During this year’s Advent of Code, I’ve been learning python, and that snippet above blew my tiny little python mind. Let’s take a look at everything that’s going on here!

chunk = lambda s, n: zip(*[iter(s)] * n)
chunk(range(0, 9), 3) # returns iterator((0, 1, 2), (3, 4, 5), (6, 7, 8))
  • iter(s) turns s into an iterator. As a caller calls next(iterator), the iterator is used up.

    my_iterator = iter([1, 2, 3, 4])
    for x in my_iterator:
        print(x) # prints 1, 2, 3, 4
    for y in my_iterator:
        print(y) # does nothing! there's nothing left in my_iterator
    next(my_iterator) # raises StopIteration exception
    
  • multiplying a list by n creates n new copies of the list. It doesn’t do a deep copy, so when you do [iter(range(0, 9))] every list gets the same iterator.

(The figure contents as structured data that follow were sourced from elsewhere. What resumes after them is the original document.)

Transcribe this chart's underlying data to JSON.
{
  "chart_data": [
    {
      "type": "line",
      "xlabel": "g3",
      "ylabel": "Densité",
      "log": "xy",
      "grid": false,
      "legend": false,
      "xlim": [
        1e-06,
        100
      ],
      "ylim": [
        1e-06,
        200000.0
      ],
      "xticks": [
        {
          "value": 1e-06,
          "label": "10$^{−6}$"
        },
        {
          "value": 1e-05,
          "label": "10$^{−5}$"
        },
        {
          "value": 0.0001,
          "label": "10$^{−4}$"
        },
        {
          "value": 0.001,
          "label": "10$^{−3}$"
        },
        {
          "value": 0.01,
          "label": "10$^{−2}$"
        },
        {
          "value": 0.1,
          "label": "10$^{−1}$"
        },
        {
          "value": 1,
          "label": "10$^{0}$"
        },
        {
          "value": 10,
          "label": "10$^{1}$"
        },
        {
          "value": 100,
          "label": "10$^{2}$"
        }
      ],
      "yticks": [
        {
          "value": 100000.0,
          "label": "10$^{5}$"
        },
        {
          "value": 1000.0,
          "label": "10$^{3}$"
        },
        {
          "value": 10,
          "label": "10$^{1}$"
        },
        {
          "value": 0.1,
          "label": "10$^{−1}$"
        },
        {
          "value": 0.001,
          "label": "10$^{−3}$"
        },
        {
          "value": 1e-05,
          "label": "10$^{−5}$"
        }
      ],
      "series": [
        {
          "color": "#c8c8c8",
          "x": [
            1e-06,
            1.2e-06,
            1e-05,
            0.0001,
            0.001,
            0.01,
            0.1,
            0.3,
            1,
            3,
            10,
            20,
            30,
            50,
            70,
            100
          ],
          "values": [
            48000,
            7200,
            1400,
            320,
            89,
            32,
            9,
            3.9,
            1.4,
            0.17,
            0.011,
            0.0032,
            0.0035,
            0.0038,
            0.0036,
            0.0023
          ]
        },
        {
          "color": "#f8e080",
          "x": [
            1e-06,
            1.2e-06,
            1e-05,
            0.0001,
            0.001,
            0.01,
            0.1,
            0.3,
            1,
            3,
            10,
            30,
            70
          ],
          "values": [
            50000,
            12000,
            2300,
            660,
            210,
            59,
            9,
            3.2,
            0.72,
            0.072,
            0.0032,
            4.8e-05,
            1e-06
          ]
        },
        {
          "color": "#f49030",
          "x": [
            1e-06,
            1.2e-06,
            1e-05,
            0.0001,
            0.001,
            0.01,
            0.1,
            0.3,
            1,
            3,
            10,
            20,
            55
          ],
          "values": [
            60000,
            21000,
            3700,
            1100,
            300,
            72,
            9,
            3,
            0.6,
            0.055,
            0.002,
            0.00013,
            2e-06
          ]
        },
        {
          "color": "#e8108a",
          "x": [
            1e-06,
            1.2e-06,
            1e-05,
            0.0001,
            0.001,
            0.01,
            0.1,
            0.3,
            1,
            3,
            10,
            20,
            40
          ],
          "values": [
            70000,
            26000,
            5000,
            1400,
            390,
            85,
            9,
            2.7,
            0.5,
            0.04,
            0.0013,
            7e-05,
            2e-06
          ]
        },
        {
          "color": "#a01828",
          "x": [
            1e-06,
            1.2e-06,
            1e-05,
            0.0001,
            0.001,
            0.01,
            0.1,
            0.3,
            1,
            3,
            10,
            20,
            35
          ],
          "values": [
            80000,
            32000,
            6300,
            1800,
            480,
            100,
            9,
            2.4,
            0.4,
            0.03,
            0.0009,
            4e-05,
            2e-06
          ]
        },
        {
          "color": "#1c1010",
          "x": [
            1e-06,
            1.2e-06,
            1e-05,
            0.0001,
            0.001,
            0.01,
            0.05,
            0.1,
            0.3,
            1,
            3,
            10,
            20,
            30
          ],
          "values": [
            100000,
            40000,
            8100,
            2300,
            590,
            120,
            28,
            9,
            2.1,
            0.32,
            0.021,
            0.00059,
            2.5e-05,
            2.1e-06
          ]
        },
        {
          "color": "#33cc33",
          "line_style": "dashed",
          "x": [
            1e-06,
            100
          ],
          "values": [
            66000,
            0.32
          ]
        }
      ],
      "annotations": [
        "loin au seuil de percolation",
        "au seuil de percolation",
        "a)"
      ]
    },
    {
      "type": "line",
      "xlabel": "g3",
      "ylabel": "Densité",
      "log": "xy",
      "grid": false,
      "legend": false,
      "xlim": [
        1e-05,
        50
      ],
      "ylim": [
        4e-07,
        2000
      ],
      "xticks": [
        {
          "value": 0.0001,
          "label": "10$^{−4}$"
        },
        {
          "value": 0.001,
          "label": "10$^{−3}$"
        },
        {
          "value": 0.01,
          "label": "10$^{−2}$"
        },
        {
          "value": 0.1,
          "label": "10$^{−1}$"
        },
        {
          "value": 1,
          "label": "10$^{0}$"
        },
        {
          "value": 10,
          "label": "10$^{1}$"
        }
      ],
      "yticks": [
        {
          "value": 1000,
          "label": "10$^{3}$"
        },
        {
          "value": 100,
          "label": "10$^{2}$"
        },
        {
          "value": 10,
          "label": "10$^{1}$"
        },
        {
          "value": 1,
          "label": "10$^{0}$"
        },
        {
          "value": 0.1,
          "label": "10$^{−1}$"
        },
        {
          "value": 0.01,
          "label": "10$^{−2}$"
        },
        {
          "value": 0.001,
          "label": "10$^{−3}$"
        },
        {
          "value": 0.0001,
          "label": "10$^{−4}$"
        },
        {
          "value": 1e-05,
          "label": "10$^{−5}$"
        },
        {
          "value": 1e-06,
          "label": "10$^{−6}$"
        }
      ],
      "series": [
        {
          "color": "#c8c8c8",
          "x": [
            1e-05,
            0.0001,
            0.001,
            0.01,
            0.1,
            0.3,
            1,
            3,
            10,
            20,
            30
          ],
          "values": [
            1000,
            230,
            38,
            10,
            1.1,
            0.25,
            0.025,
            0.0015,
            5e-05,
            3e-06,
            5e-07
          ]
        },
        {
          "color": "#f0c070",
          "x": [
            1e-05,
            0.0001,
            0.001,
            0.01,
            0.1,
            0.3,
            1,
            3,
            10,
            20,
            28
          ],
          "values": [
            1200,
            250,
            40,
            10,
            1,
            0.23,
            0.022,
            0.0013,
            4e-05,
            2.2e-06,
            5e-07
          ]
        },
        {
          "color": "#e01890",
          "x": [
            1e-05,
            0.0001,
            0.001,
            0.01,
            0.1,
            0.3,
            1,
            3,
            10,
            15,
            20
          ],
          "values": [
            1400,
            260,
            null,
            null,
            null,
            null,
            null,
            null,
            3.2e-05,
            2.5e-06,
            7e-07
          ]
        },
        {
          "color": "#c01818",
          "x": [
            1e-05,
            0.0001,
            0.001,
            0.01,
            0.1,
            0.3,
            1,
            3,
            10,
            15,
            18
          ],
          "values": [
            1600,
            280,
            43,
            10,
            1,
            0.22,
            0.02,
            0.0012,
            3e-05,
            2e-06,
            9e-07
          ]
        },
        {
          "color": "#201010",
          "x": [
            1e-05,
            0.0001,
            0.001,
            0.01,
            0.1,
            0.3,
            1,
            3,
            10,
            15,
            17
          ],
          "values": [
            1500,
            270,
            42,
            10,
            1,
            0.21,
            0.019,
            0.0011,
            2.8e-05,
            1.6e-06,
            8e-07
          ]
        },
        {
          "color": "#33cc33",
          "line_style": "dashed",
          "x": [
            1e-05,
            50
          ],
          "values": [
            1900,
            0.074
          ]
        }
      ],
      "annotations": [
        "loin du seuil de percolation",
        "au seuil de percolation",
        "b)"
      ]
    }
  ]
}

    my_iterator = iter([1, 2, 3])
    my_iterator_list = [my_iterator] * 9
    
    next(my_iterator_list[0]) # 1
    next(my_iterator_list[1]) # 2
    next(my_iterator_list[8]) # 3
    next(my_iterator_list[5]) # raises StopIteration exception
    
  • fn(*[1, 2, 3]) lets you call a function with the entries in the list expanded as the parameters of the function.

    # behold! a useless example
    def takes_two_arguments (a, b):
        return a > b
    
    takes_two_arguments(1, 2) == takes_two_arguments(*[1, 2]) # True
    
  • zip grabs one value from each of its arguments.

    zip([1, 2, 3], [4, 5, 6], [7, 8, 9])
    # iterator<(1, 4, 7), (2, 5, 6), (3, 6, 9)>
    
  • when you ask zip to pull from the same iterator multiple times, you end up chunking your array! If you pass in the same iterator to zip three times, zip calls that iterator three times to construct the first value that it yields back. It call that same iterator three more times to construct the next argument that it yield back.

    # chunk = lambda s, n: zip(*[iter(s)] * n)
    l = range(0, 10)
    iterable_l = iter(l)
    chunked_l = zip(iterable_l, iterable_l, iterable_l)
    
  • The order of operations for fn(*[iter(s)] * n) is fn(*([iter(s)] * n)). The argument spread happens after the list multiplication

  • putting that all together, we end up with an “idiomatic” way to chunk a list:

    chunk = lambda s, n: zip(*[iter(s)]*n)
    chunk(range(0, 10), 3) # iter((0, 1, 2), (3, 4, 5), (6, 7, 8))
    

I think this is a coding idiom I’m going to stay away from for now. I’m not yet fluent enough with python to be confident reading or writing a line like zip(*[iter(range(0, 100))] * 10), but I’m glad I can at least puzzle through it!